Questa volta però non ce staremo a guardare.
I tempi sono ormai maturi per unirci e formare una forte retroguardia che possa proteggere la ritirata strategica degli ultimi guardiani della nostra cultura, evitando così la rotta, e il trionfo del Nulla, oggi più forte che mai.

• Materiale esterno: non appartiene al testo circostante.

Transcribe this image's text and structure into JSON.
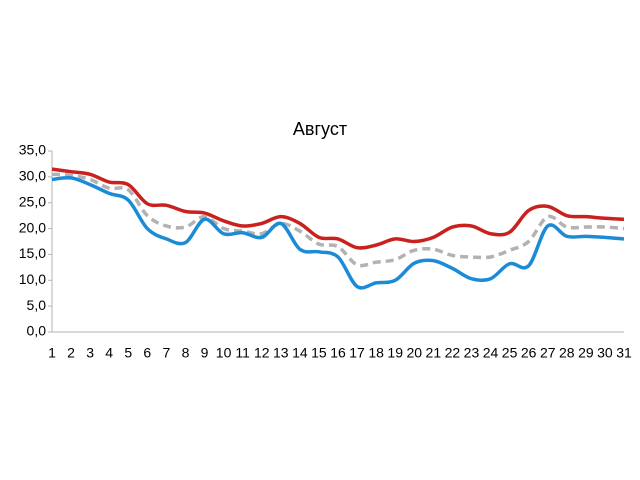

Una retroguardia di artisti e intellettuali, romanzieri e musicisti, cineasti e teatranti, appassionati lettori, ascoltatori trasversali, cinefili e giocatori digitali, che credano che il passato non sia la somma degli errori da cui dobbiamo imparare chissà cosa, ma una miniera inesauribile di idee da rielaborare coi mezzi e nei linguaggi più consoni alla loro rappresentazione contemporanea, soldati che preferiscano costruire a decostruire, l’armonia alla disarmonia, l’eclettismo alla specializzazione, dal momento che l’arte, in tutte le sue forme, non è inquadrabile in generi o sezionabile scientificamente, ma è interprete universale (ma non universalista) del difficile cammino dell’uomo su questo pianeta.
Note
1) La parte “buona” della critica tedesca non rese la vita facile all’ autore de La Storia Infinita, accusato di mancanza di realismo, di stimolare l’escapismo e rappresentare posizioni reazionarie. Indicative sono le parole di Ende per spiegare una volta per tutte il senso del suo romanzo più famoso: «È infatti la storia di un giovane che in questa notte di crisi, una crisi esistenziale, perde il suo mondo interiore, quindi il suo mondo mitico […], e deve saltare dentro questo Nulla, allo stesso modo in cui dobbiamo farlo anche noi europei. Siamo riusciti a perdere tutti i valori e ora dobbiamo saltare dentro, e solo se abbiamo il coraggio di saltarci dentro, in questo nulla, possiamo risvegliare le forze creative più personali e interne e costruire una nuova Fantàsia, cioè un nuovo mondo di valori». Non oso immaginare l’entità dello shit-storm che l’avrebbe investito, se all’epoca fossero esistiti twitter e facebook… Un discorso simile lo si potrebbe fare anche per J.R.R.Tolkien. A riguardo, oltre all’insuperabile capitolo a lui dedicato in E. Zolla, Uscite dal mondo, Adelphi, 1992, invito alla lettura di H.Carpenter, Gli Inklings – Tolkien, Lewis, Williams & Co., Jaca Book, 1985.
2) Georg Büchner (1813-1837) nel suo attualissimo dramma La Morte di Danton scrive che «La rivoluzione è come Saturno: divora i propri figli». Nel nostro caso i figli, per non farsi divorare, hanno pensato di darle in pasto i nipoti.